Публика, для которой предназначал свои сочинения Дефо, не привыкла к выдумкам. Авторитет печатного слова учрежден был Священным писанием — «словом истинным», и такая же истинность, каноническая, требовалась от каждой книги. Всякая книга должна была наставлять на «путь истинный», поучая или сообщая полезные сведения. Читали и «выдумки», хотя в среде Дефо это не поощрялось, но уж, по крайней мере, зная, что — выдумки.

«Правда» против «вымысла» — таков путь движения литературы нового времени, реакция на средневековый роман и поэзию, полные чудес, фантазии, небывальщины. Вымысел и не должен был походить на «каждый день». Еще в шекспировскую эпоху не очень-то увлекались «правдой». Публика из разных слоев общества предпочитала невероятное, чрезмерное, потрясающее, героическое и, вместе с тем, освященное авторитетом предания, того, что было. Словом, все, на чем помешался Дон Кихот и чем завоевал сердце Дездемоны благородный мавр, рассказывая удивительную и в то же время достоверную повесть своей судьбы.

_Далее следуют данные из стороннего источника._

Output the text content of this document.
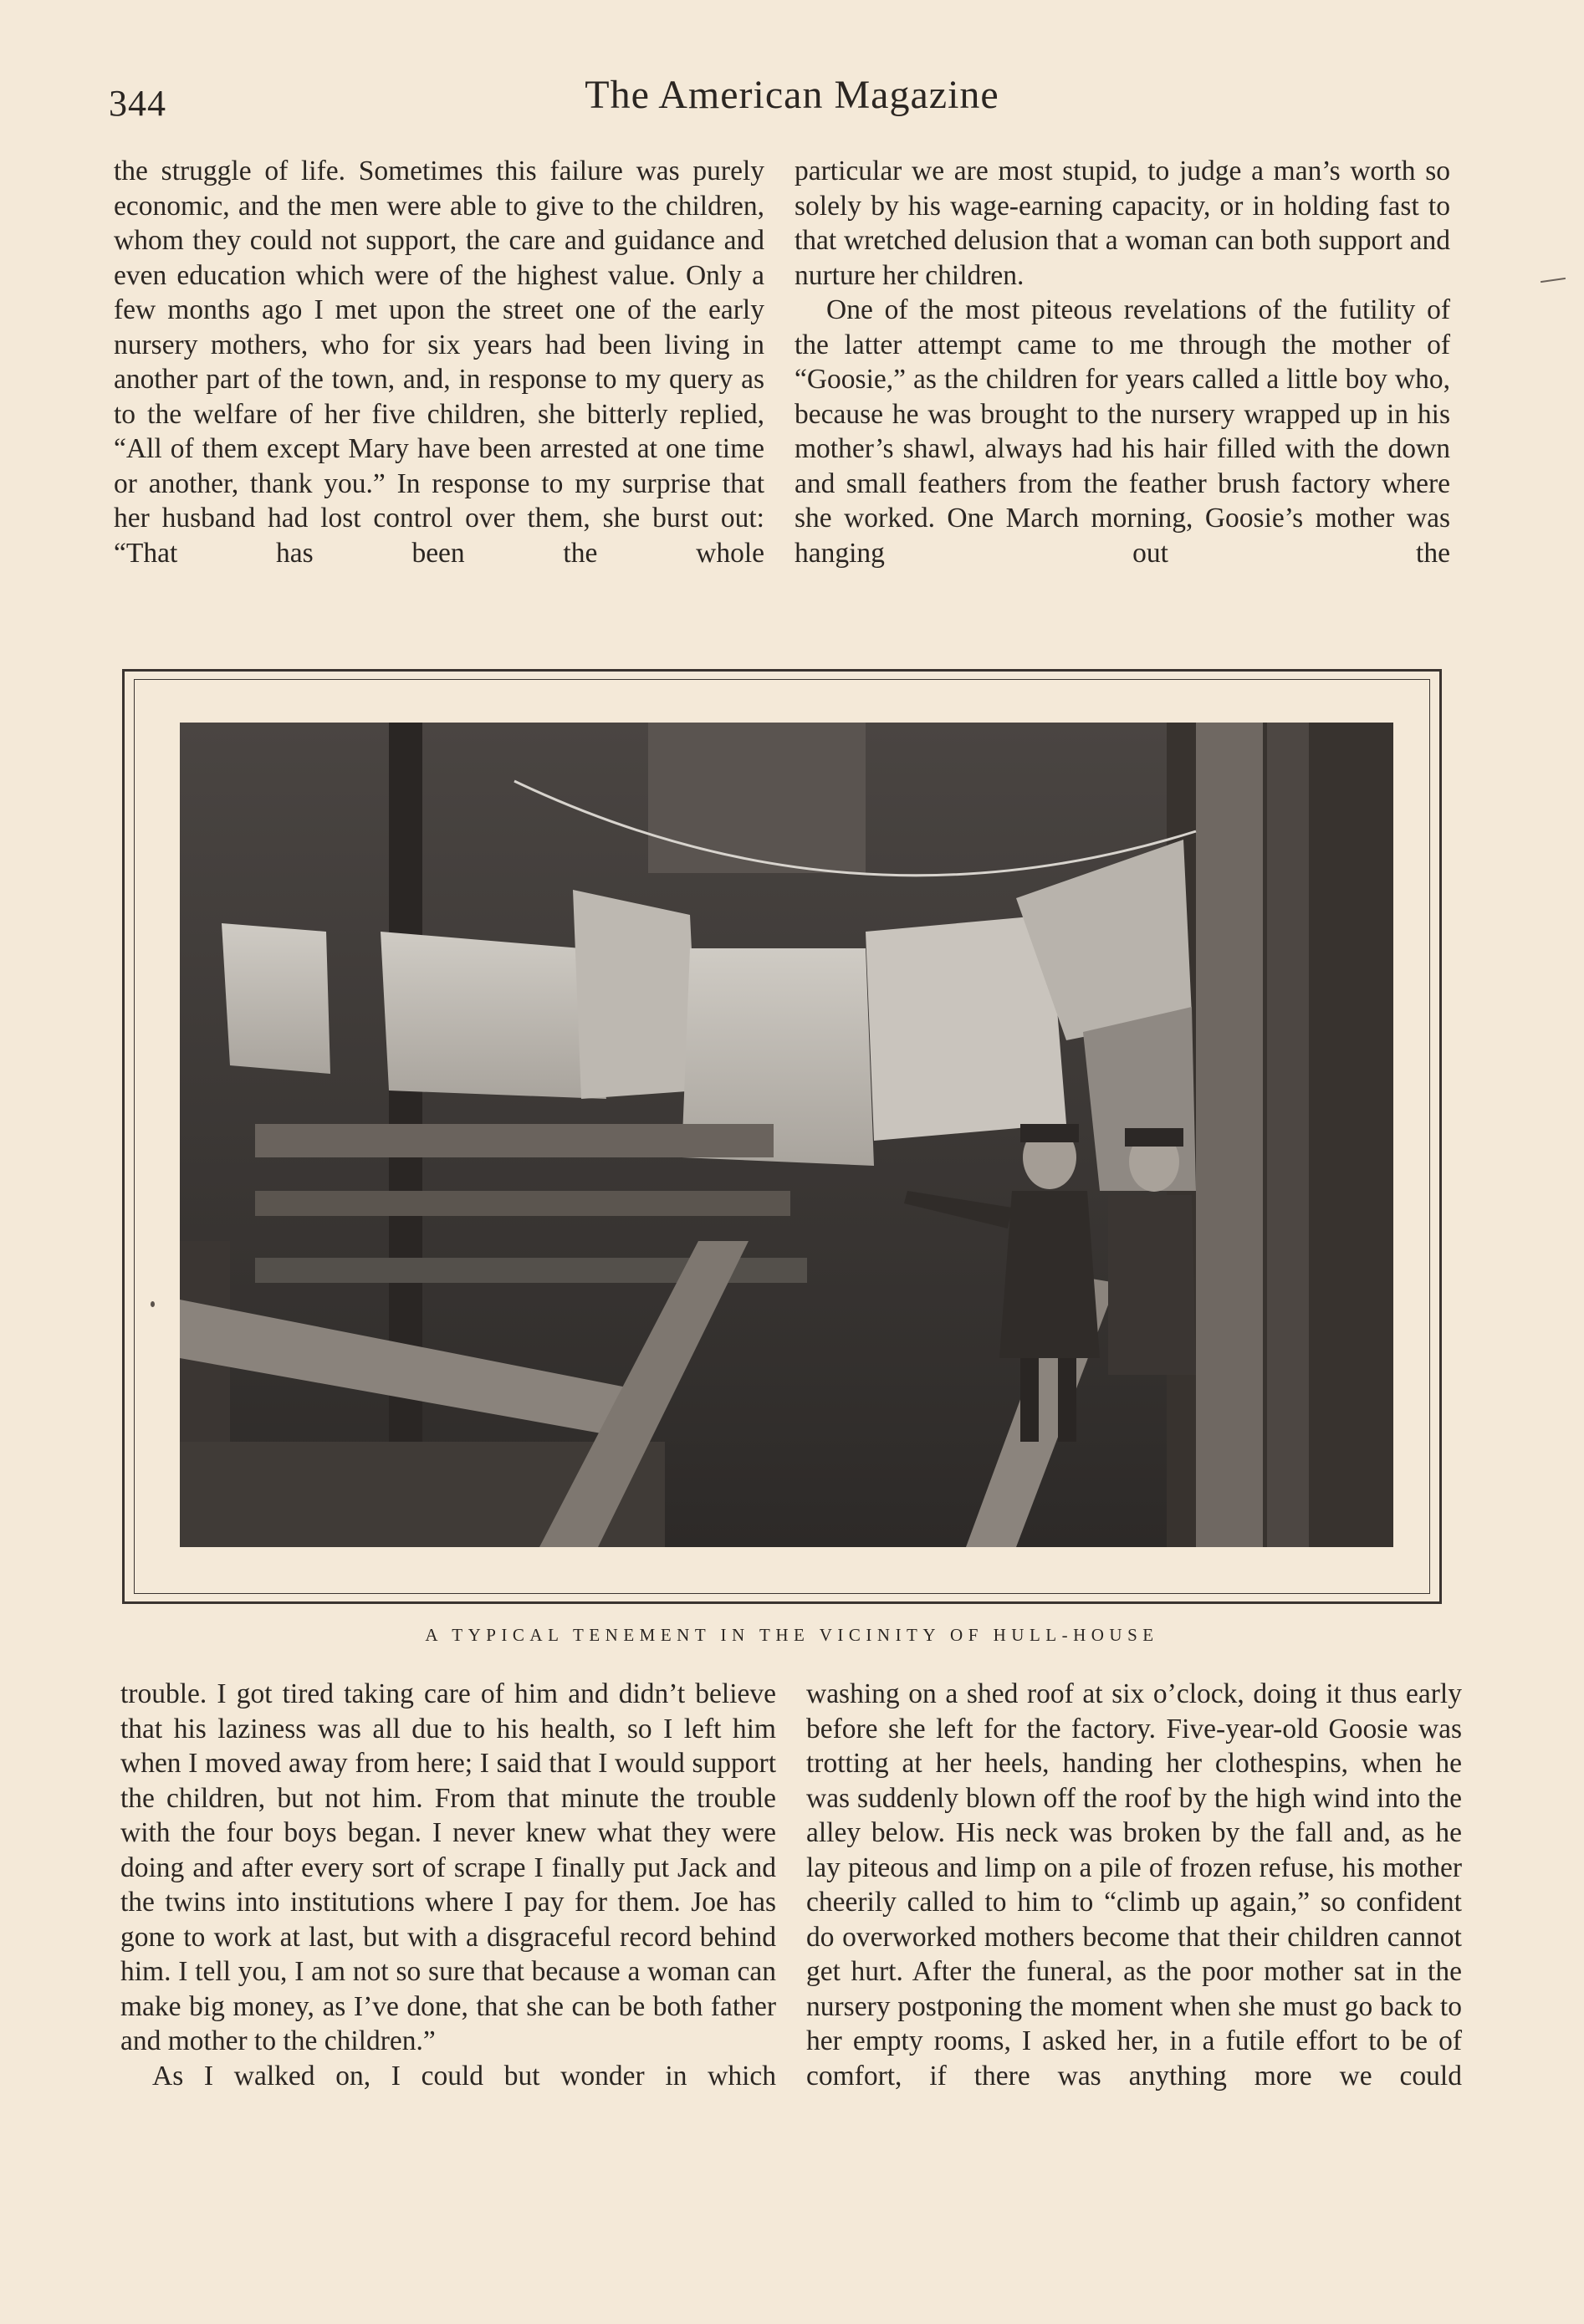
344	The American Magazine

the struggle of life. Sometimes this failure was purely economic, and the men were able to give to the children, whom they could not support, the care and guidance and even education which were of the highest value. Only a few months ago I met upon the street one of the early nursery mothers, who for six years had been living in another part of the town, and, in response to my query as to the welfare of her five children, she bitterly replied, “All of them except Mary have been arrested at one time or another, thank you.” In response to my surprise that her husband had lost control over them, she burst out: “That has been the whole

particular we are most stupid, to judge a man’s worth so solely by his wage-earning capacity, or in holding fast to that wretched delusion that a woman can both support and nurture her children.

One of the most piteous revelations of the futility of the latter attempt came to me through the mother of “Goosie,” as the children for years called a little boy who, because he was brought to the nursery wrapped up in his mother’s shawl, always had his hair filled with the down and small feathers from the feather brush factory where she worked. One March morning, Goosie’s mother was hanging out the

A TYPICAL TENEMENT IN THE VICINITY OF HULL-HOUSE

trouble. I got tired taking care of him and didn’t believe that his laziness was all due to his health, so I left him when I moved away from here; I said that I would support the children, but not him. From that minute the trouble with the four boys began. I never knew what they were doing and after every sort of scrape I finally put Jack and the twins into institutions where I pay for them. Joe has gone to work at last, but with a disgraceful record behind him. I tell you, I am not so sure that because a woman can make big money, as I’ve done, that she can be both father and mother to the children.”

As I walked on, I could but wonder in which

washing on a shed roof at six o’clock, doing it thus early before she left for the factory. Five-year-old Goosie was trotting at her heels, handing her clothespins, when he was suddenly blown off the roof by the high wind into the alley below. His neck was broken by the fall and, as he lay piteous and limp on a pile of frozen refuse, his mother cheerily called to him to “climb up again,” so confident do overworked mothers become that their children cannot get hurt. After the funeral, as the poor mother sat in the nursery postponing the moment when she must go back to her empty rooms, I asked her, in a futile effort to be of comfort, if there was anything more we could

Пуританская традиция, на которой вырос Дефо и которая становилась в английской духовной жизни господствующей, все это отвергала. Если учесть, сколько же нужно было отвергнуть как «вымысел» и «вред», то получалась фактически художественная литература как таковая — ее по-английски издавна обозначают словом «вымысел». Как «разврат» пуритане преследовали театр, о чтении романов говорили — «предаваться пороку». Они доходили в этом до изуверства, до крайностей доктринерства. Но, с другой стороны, в самом деле традиция «чудес» отживала свое.

Вспомним, как в первом из романов нового времени, в «Дон Кихоте», поступают с романами рыцарскими. Они летят в огонь. Ключница, священник, цирюльник, люди неискушенные, вершат это аутодафе, но в их суждениях слышен и голос самого автора. Ведь они разборчивы, очень даже разборчивы: не книги как таковые жгут, а подводятся итоги определенной литературной традиции. Истинное отделяется от эпигонства, оригинал от подражания. Приговор выносится с точки зрения исторической: что в своем роде (и в свое время) было хорошо, надлежит пощадить, оставить на полке, а если это одна только напыщенность и нелепость — в огонь! И читать этого не следует, да и писать так уже нельзя! — вот критический вывод из знаменитой сцены сожжения книг в «Дон Кихоте».